Information about disasters and epidemics can sometimes fail to effectively reach specific societal groups, or these groups cannot respond adequately due to circumstances. For instance, some people did not get the corona vaccine due to misinformation or because they found it difficult to reach a vaccination location, making these groups extra vulnerable. This project will apply a three-step approach to explore which targeted interventions can be developed to reach these groups.
The first step involves identifying the groups. Secondly, we will conduct qualitative research to identify the barriers and drivers that play a role in, for example, COVID-19 vaccination. In the final step, we will translate our research into targeted interventions. We use the Tailoring Immunization Programmes (TIP) approach developed by the WHO to develop customized vaccination programmes to achieve high and equitable vaccination uptake. This approach also suits other prevention measures implemented during the COVID-19 pandemic and other health challenges.
Investigating knowledge gaps
Lessons learned for an integrated assessment framework: a joint project involving the PDPC, UMC Utrecht, the Council of Public Health & Society (RVS) and the Netherlands Institute for Social Research.
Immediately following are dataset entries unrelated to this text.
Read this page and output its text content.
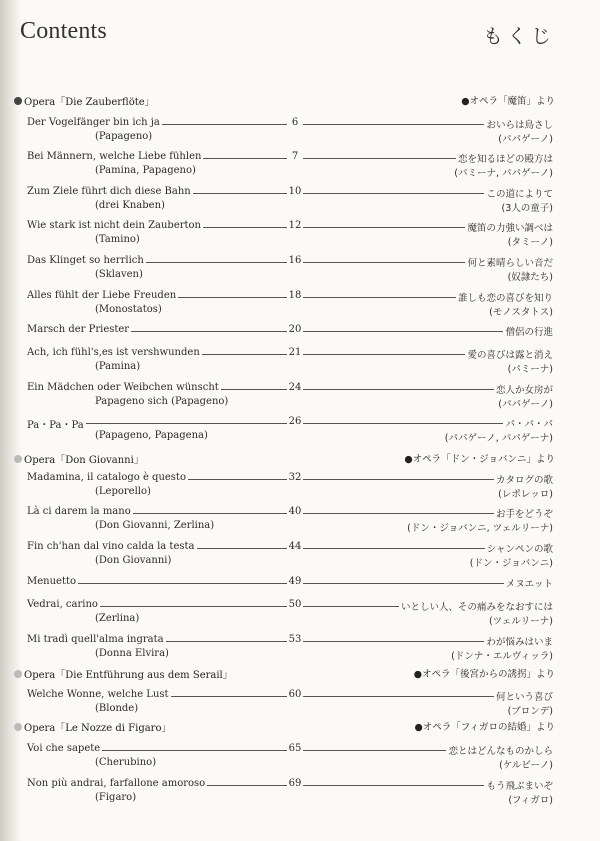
Contents	もくじ
Opera「Die Zauberflöte」	●オペラ「魔笛」より
Der Vogelfänger bin ich ja	6	おいらは鳥さし
(Papageno)	(パパゲーノ)
Bei Männern, welche Liebe fühlen	7	恋を知るほどの殿方は
(Pamina, Papageno)	(パミーナ, パパゲーノ)
Zum Ziele führt dich diese Bahn	10	この道によりて
(drei Knaben)	(3人の童子)
Wie stark ist nicht dein Zauberton	12	魔笛の力強い調べは
(Tamino)	(タミーノ)
Das Klinget so herrlich	16	何と素晴らしい音だ
(Sklaven)	(奴隷たち)
Alles fühlt der Liebe Freuden	18	誰しも恋の喜びを知り
(Monostatos)	(モノスタトス)
Marsch der Priester	20	僧侶の行進
Ach, ich fühl's,es ist vershwunden	21	愛の喜びは露と消え
(Pamina)	(パミーナ)
Ein Mädchen oder Weibchen wünscht	24	恋人か女房が
Papageno sich (Papageno)	(パパゲーノ)
Pa・Pa・Pa	26	パ・パ・パ
(Papageno, Papagena)	(パパゲーノ, パパゲーナ)
Opera「Don Giovanni」	●オペラ「ドン・ジョバンニ」より
Madamina, il catalogo è questo	32	カタログの歌
(Leporello)	(レポレッロ)
Là ci darem la mano	40	お手をどうぞ
(Don Giovanni, Zerlina)	(ドン・ジョバンニ, ツェルリーナ)
Fin ch'han dal vino calda la testa	44	シャンペンの歌
(Don Giovanni)	(ドン・ジョバンニ)
Menuetto	49	メヌエット
Vedrai, carino	50	いとしい人、その痛みをなおすには
(Zerlina)	(ツェルリーナ)
Mi tradì quell'alma ingrata	53	わが悩みはいま
(Donna Elvira)	(ドンナ・エルヴィッラ)
Opera「Die Entführung aus dem Serail」	●オペラ「後宮からの誘拐」より
Welche Wonne, welche Lust	60	何という喜び
(Blonde)	(ブロンデ)
Opera「Le Nozze di Figaro」	●オペラ「フィガロの結婚」より
Voi che sapete	65	恋とはどんなものかしら
(Cherubino)	(ケルビーノ)
Non più andrai, farfallone amoroso	69	もう飛ぶまいぞ
(Figaro)	(フィガロ)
The Dutch approach adopted during the COVID-19 pandemic was based on advice regarding infectious diseases, epidemiology and behaviour/society. In this project, we seek to identify knowledge gaps within these areas. We are working with different scientific experts to simulate several key decision-making moments in the COVID-19 crisis. What knowledge did they have at that time? How was this knowledge taken into account in decision-making? The outcome is an interdisciplinary research agenda (in Dutch) describing the knowledge needed to improve advice in the future.
Infectious disease factor model
Commissioning authority: City of Rotterdam
The City of Rotterdam is working on deploying interventions to prevent infectious diseases. The city identifies different factors that positively or negatively affect infection rates. Potential interventions are assessed in terms of prevalence, relevance and proven impact. The result will be a factor model for infectious diseases. The PDPC provides expertise and advice regarding infectious diseases.
Resilient healthcare systems
Tjebbe Hagenaars, Head of Emergency Department and Trauma Surgeon at Erasmus MC: ‘Healthcare should never be allowed to reach a crisis situation and should continue functioning effectively under all circumstances. For healthcare, that’s the overriding objective.’
Institutional healthcare systems are organized so that they only effectively function under normal circumstances. At times of crisis, this can prevent an adequate response. With this project, the PDPC aims to identify the questions we need to answer to improve the resilience of the healthcare sector, enabling it to continue to operate effectively even during a pandemic or a flood. The early detection of – and response to – risks plays a central role in this process. This project is led by Roland Bal, Professor of Policy and Governance of Healthcare at Erasmus University Rotterdam (EUR).
Measures and passenger behaviour during Omicron flights
How we travel played an essential role in the spread of the virus during the COVID-19 pandemic. We want to understand the impact of passenger behaviour on the spread of epidemics and to explore whether the measures taken had the desired effect.
In collaboration with Schiphol and the GGD Kennemerland, the PDPC will study the proportionality of measures relating to the so-called Omicron flights at the end of 2021.
Long-term COVID-19 strategy
Doctor of Social Medicine and Health Anja Schreijer from the PDPC: ‘Structural changes with more trust and responsibility for citizens are needed to make our society more robust.’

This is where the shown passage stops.